Assess the different fire threats in your business. Cooking equipment is your main cause of fires, but you may need to think about lighting and wiring.
Have your employees practice putting out different fires. Grease fires should be smothered with lids or pans. Fire extinguishers should be available, yet employees should use them only to put out major fires.
Respond to Dangerous Situations
Your employees can get injured in other ways besides burns. Falls and slips are very common, especially in crowded kitchens. Grease can splash into workers' eyes and knives can cut someone.
Ask your employees to wear slip-resistant shoes that grip the floor. You can also place grease-resistant floor mats on the ground around cooking areas.
Install an eye-washing sink for employees to use whenever they get debris in their eyes. You should also have first aid kits on standby at every workstation.
Do not hesitate after an employee gets injured. Someone who cuts themselves needs to have a bandage right away. You should help them control the bleeding before letting them return to work, and you should check in with them to see if they are okay.

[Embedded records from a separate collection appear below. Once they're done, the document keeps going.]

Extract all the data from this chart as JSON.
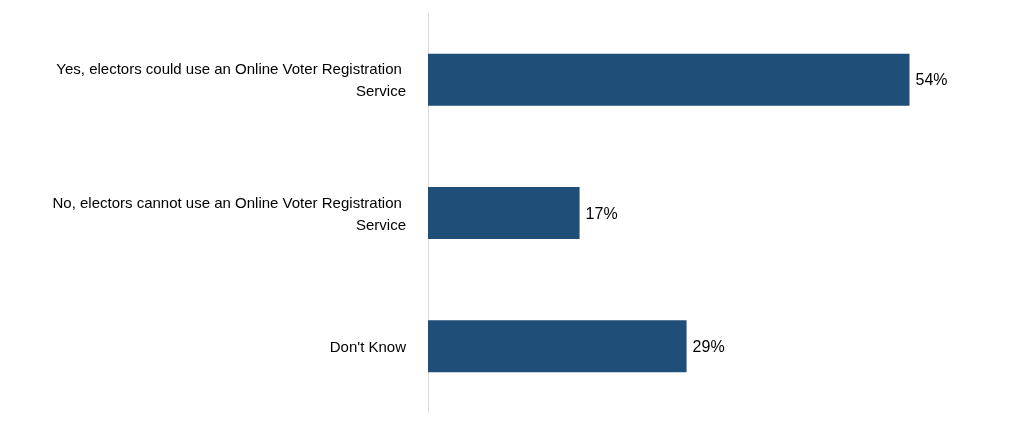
{
  "chart_data": {
    "type": "bar",
    "orientation": "horizontal",
    "categories": [
      "Yes, electors could use an Online Voter Registration Service",
      "No, electors cannot use an Online Voter Registration Service",
      "Don't Know"
    ],
    "values": [
      54,
      17,
      29
    ],
    "value_labels": [
      "54%",
      "17%",
      "29%"
    ],
    "color": "#1f4e79",
    "grid": false,
    "tick_labels": "y"
  }
}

Work Hard to Ensure Safety
You can ensure safety with some steps. Read all safety laws that affect your restaurant.
Food safety is complicated. You need to avoid cross-contamination, but you also need to avoid recalls and preserve food so it doesn't spoil. Be diligent with your labeling and throw away expired food.
You must be attentive to fire safety, responding to flames in different ways depending on the situation. Prioritize first aid and allow employees to stop working so they can care for their health.